She’s spent time with HIV positive orphans in Ethiopia. She’s traveled to Rwanda to see first hand impacts of a war-torn country. She’s writing a curriculum that she’ll teach to students about genocide.
Hutton Phillips is only 18 years old and she’s working to change the world.
As a senior at Breck School in Golden Valley, Phillips said that community service is second nature.
“My dad taught me that philanthropy is just part of life,” Phillips said. “Giving back is just something that my family has always done.”
So, it comes as no surprise that Phillips and her brother, Dean, will co-chair one of the biggest youth service events in the nation--We Day.
Originally formed in Canada, We Day is a movement that is quickly gaining momentum. The event is a day-long educational forum that celebrates the service work that young people are doing in the community. On Feb. 6, Phillips and her brother went to Patrick Henry High School to announce that Minneapolis would host the state’s first-ever We Day at the Xcel Energy Center on Oct. 8, 2013.
And she wasn’t alone. Phillips and her brother were joined by Breck alum and Mayor RT Rybak and The Jonas Brothers, who will perform at the event in October.
But how does We Day work?
Kids who want to attend the celebration can’t buy a ticket. Instead, they have to earn one. When schools sign up for We Act, teachers will receive action kits and online resources to help their students begin service projects.
Once a student completes a local and global service project, they get a ticket to We Day.
The event, which Phillips says will draw roughly 18,000 students, is free.

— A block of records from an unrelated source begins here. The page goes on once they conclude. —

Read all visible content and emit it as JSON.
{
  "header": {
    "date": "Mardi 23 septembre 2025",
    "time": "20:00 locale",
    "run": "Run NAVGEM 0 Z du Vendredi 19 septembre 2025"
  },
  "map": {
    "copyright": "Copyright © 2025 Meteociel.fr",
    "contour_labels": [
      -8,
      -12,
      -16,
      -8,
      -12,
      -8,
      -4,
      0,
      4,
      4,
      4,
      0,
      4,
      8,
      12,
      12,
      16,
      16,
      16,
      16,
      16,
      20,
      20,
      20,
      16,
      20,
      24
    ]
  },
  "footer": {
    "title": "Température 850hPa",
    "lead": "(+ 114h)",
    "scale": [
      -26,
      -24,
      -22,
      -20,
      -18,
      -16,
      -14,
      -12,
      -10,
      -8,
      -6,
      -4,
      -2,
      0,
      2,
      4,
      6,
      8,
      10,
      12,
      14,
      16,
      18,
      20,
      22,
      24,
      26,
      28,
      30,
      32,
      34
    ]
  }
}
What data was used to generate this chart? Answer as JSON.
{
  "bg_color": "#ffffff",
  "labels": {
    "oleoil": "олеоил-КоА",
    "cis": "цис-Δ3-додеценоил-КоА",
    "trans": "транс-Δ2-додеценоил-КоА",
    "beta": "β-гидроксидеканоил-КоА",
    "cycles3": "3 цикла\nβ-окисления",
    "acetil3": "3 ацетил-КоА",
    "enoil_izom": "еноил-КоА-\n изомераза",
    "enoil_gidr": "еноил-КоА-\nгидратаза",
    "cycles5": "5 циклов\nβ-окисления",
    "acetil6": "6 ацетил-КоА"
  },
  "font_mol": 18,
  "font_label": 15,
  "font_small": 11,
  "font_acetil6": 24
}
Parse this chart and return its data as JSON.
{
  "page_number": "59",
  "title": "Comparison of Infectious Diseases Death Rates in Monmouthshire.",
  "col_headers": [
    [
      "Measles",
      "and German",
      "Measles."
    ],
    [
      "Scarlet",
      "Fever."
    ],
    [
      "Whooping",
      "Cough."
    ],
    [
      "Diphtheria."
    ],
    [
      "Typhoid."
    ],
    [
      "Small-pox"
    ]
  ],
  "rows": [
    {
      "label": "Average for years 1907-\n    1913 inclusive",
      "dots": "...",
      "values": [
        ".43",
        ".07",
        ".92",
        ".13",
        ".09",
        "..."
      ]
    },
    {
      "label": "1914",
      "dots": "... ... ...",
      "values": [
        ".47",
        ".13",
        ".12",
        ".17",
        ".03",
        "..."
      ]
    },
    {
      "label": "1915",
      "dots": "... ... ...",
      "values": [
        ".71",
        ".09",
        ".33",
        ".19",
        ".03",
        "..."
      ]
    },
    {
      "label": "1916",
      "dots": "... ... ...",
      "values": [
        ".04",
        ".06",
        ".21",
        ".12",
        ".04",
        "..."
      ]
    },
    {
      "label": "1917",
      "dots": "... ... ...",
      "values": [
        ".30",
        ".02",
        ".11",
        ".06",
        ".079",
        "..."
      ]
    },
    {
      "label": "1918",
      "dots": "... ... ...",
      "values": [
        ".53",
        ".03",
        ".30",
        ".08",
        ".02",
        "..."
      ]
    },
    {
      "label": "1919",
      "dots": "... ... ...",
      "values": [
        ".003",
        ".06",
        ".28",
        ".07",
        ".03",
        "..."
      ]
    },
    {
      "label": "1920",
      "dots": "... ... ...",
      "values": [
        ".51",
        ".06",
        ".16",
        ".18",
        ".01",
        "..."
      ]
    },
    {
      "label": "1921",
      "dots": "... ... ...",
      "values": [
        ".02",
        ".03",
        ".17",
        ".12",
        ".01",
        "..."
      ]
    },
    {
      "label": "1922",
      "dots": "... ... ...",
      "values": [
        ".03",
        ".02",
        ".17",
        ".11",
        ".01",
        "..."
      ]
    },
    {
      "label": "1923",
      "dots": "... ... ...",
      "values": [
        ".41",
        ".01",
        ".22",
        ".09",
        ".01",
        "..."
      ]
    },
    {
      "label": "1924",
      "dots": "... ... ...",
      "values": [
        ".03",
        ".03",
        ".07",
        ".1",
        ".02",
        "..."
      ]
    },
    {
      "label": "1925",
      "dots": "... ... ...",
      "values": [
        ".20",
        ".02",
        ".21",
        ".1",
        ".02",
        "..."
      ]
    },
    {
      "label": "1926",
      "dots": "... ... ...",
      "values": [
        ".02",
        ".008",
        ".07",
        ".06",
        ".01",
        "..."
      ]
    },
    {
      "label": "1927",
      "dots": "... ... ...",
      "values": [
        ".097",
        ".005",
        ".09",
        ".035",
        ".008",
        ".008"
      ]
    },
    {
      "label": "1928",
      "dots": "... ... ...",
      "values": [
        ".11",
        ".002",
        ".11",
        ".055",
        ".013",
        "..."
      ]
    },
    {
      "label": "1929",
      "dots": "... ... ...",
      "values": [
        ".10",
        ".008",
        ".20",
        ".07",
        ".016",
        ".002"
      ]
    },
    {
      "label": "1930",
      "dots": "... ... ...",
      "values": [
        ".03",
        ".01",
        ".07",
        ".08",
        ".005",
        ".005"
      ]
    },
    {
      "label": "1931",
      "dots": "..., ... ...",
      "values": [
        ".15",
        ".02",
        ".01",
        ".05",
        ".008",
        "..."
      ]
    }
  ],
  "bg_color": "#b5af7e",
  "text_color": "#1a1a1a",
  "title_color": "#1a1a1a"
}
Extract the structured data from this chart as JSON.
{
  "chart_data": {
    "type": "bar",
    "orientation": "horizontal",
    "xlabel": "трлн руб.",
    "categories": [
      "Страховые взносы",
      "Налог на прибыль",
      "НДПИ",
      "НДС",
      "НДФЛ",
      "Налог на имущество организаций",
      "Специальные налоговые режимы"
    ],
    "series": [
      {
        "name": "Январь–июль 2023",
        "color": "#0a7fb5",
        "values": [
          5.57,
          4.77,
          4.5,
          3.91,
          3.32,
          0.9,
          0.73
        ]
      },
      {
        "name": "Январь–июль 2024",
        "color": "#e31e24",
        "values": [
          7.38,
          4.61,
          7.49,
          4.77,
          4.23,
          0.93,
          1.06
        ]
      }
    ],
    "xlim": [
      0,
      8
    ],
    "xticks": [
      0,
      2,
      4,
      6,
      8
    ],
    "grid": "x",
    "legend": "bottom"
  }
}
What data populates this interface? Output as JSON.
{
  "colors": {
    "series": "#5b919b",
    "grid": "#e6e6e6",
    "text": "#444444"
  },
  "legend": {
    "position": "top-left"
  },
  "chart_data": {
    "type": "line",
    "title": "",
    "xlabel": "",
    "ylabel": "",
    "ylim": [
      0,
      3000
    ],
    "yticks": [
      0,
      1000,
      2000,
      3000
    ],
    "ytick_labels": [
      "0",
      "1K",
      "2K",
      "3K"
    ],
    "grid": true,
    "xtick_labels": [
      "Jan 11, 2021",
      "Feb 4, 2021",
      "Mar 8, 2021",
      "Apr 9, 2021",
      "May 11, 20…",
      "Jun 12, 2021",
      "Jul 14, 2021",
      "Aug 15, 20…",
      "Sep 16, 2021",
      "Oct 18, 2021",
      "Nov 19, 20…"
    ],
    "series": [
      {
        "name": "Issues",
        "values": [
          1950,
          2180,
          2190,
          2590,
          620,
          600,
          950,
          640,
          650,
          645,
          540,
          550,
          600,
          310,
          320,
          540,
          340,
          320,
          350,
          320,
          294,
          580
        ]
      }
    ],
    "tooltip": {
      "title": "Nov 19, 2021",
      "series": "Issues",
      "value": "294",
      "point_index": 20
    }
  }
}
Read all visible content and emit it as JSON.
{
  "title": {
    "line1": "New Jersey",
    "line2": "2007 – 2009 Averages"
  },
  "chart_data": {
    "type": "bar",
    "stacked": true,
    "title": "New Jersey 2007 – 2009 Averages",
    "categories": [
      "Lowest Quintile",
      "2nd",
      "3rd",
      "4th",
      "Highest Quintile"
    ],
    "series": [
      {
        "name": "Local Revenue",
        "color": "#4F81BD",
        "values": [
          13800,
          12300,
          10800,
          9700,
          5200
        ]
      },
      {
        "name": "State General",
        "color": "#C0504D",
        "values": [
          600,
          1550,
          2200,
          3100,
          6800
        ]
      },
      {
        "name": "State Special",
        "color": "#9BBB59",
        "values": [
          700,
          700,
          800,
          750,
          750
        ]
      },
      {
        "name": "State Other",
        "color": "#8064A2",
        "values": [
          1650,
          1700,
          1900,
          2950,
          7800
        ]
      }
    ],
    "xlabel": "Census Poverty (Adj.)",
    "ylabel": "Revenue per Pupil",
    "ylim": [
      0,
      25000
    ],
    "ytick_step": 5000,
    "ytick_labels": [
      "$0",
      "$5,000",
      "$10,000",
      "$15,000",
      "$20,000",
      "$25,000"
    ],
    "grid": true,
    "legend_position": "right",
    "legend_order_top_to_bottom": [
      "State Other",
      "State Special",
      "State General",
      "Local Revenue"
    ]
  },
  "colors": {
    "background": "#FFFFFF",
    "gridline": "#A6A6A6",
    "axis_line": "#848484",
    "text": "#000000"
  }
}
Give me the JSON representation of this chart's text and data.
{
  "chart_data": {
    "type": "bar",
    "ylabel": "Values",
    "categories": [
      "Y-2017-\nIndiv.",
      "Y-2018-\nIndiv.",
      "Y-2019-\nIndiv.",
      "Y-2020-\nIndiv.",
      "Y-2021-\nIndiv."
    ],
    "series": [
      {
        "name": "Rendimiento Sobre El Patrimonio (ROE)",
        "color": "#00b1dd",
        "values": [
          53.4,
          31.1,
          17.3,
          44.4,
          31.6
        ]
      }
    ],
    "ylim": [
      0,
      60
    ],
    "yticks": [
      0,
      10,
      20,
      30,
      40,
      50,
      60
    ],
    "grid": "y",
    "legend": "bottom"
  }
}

Funding is provided by sponsors including Golden Valley-based General Mills and charitable donations given to Free the Children.
"Breck has taught us that service is something that you always find time for," Phillips said, noting that she has dedicated time to work on service projects in school every week. "We Day really celebrates how much our youth have done, but also inspires them to do more and keep reaching out in the community.”